Longtime First Draft reader Lex Alexander is back with more insight into his home state of North Carolina. In this post, Lex takes a look at some sticky business involving the Tar Heel state GOP’s attempt to steal a seat on the state Supreme Court.
-Adrastos

Courting A Theft? by Lex Alexander
There’s one November 2024 election in the entire country that isn’t certified yet. That’s because Republicans are trying to steal it.
The race is for a state Supreme Court seat here in North Carolina. Incumbent Democratic Justice Allison Riggs won the election by 734 votes over her Republican challenger, state Appeals Court Judge Jefferson Griffin. With a name like Jefferson, you’d think there’s probably a college photo of this mook in a Confederate Army uniform, and you’d be right.
The canvass and two recounts all found that Riggs won. But when Republicans can’t win, they cheat, and so it was that Griffin filed a protest with the State Board of Elections to have about 66,000 ballots thrown out in the race:
- More than 60,000 voters who, because of flawed registration forms or clerical errors, do not have a driver’s-license number of Social Security number on file.
- About 5,500 absentee voters, primarily military and overseas folks, who were not required at the time of the election to attach a photo ID to their ballots. Griffin is arguing that they should have been.
- About 500 people who have never resided in North Carolina, but could vote anyway based on a state law that Griffin says violated the state Constitution. These voters are mostly children of North Carolina residents who live overseas.
The disputed ballots were from overwhelmingly Democratic areas, not statewide. And the ballots would be discarded for the state Supreme Court race only, not from any other race that was on the ballot.

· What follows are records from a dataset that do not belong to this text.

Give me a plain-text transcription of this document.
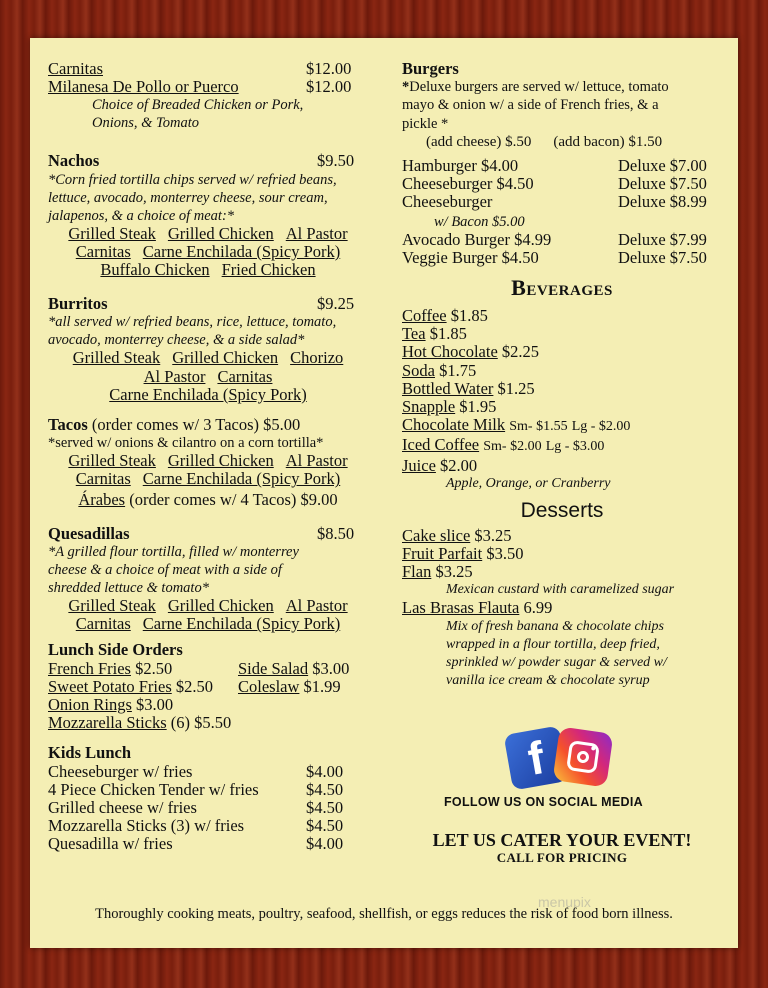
Carnitas	$12.00
Milanesa De Pollo or Puerco	$12.00
Choice of Breaded Chicken or Pork,
Onions, & Tomato
Nachos	$9.50
*Corn fried tortilla chips served w/ refried beans,
lettuce, avocado, monterrey cheese, sour cream,
jalapenos, & a choice of meat:*
Grilled Steak Grilled Chicken Al Pastor
Carnitas Carne Enchilada (Spicy Pork)
Buffalo Chicken Fried Chicken
Burritos	$9.25
*all served w/ refried beans, rice, lettuce, tomato,
avocado, monterrey cheese, & a side salad*
Grilled Steak Grilled Chicken Chorizo
Al Pastor Carnitas
Carne Enchilada (Spicy Pork)
Tacos (order comes w/ 3 Tacos) $5.00
*served w/ onions & cilantro on a corn tortilla*
Grilled Steak Grilled Chicken Al Pastor
Carnitas Carne Enchilada (Spicy Pork)
Árabes (order comes w/ 4 Tacos) $9.00
Quesadillas	$8.50
*A grilled flour tortilla, filled w/ monterrey
cheese & a choice of meat with a side of
shredded lettuce & tomato*
Grilled Steak Grilled Chicken Al Pastor
Carnitas Carne Enchilada (Spicy Pork)
Lunch Side Orders
French Fries $2.50	Side Salad $3.00
Sweet Potato Fries $2.50 Coleslaw $1.99
Onion Rings $3.00
Mozzarella Sticks (6) $5.50
Kids Lunch
Cheeseburger w/ fries	$4.00
4 Piece Chicken Tender w/ fries	$4.50
Grilled cheese w/ fries	$4.50
Mozzarella Sticks (3) w/ fries	$4.50
Quesadilla w/ fries	$4.00
Burgers
*Deluxe burgers are served w/ lettuce, tomato
mayo & onion w/ a side of French fries, & a
pickle *
(add cheese) $.50 (add bacon) $1.50
Hamburger $4.00	Deluxe $7.00
Cheeseburger $4.50	Deluxe $7.50
Cheeseburger	Deluxe $8.99
w/ Bacon $5.00
Avocado Burger $4.99	Deluxe $7.99
Veggie Burger $4.50	Deluxe $7.50
Beverages
Coffee $1.85
Tea $1.85
Hot Chocolate $2.25
Soda $1.75
Bottled Water $1.25
Snapple $1.95
Chocolate Milk Sm- $1.55 Lg - $2.00
Iced Coffee Sm- $2.00 Lg - $3.00
Juice $2.00
Apple, Orange, or Cranberry
Desserts
Cake slice $3.25
Fruit Parfait $3.50
Flan $3.25
Mexican custard with caramelized sugar
Las Brasas Flauta 6.99
Mix of fresh banana & chocolate chips
wrapped in a flour tortilla, deep fried,
sprinkled w/ powder sugar & served w/
vanilla ice cream & chocolate syrup
f
FOLLOW US ON SOCIAL MEDIA
LET US CATER YOUR EVENT!
CALL FOR PRICING
menupix
Thoroughly cooking meats, poultry, seafood, shellfish, or eggs reduces the risk of food born illness.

In December, the Democratic-controlled State Board of Elections dismissed Griffin’s protests. A lot of legalese has transpired since in both state and federal courts, and it’s not over yet. Most recently, on April 11, the state Supreme Court, with Riggs abstaining, ruled that the absentee and “never resided” voters would have 30 days to prove their eligibility or else their ballots would be discarded.
So it’s not clear who’s going to win, because no one knows how many ballots will be “cured” by voters providing the necessary information or voter ID and how many will be discarded. Problem is, if the ruling holds up, the ballot curing would be required even though doing so requires voters to submit information they weren’t required to in November.
If that sounds weird and maybe illegal, that’s because it is: Both federal and state law bar post-election changes to election law from being applied retroactively. But, as I say, the court battles continue.
State Democratic Party chair Anderson Clayton said this month that this isn’t just about one Supreme Court seat.
“Today it’s a Supreme Court race in our state, but in 2026 it’s a United States House of Representatives seat,” she said. “It’s a governor’s seat. It’s any race that Republicans lose on the margins in places where voters tend to balance their ballots.”
State Rep. Phil Rubin, D-Wake County, has introduced a bill to make clear that election-law changes can’t be enforced retroactively. It also would bar ballots from being struck for purely clerical reasons.
“You can’t throw out votes by changing the rules of an election after it’s finished,” Rubin said. “Doing that disenfranchises the voters who relied on those procedures. It violates their fundamental right to vote and to due process.”
He added: “What is rewarded is repeated, and even though he will lose his challenges in the end, Judge Griffin’s tactics have lasted long enough that we should count on seeing them nationwide in future elections. That is why we have to act now.”
To that I’ll just add Alexander’s Axiom of Politics: If you have to cheat to win, your ideas suck.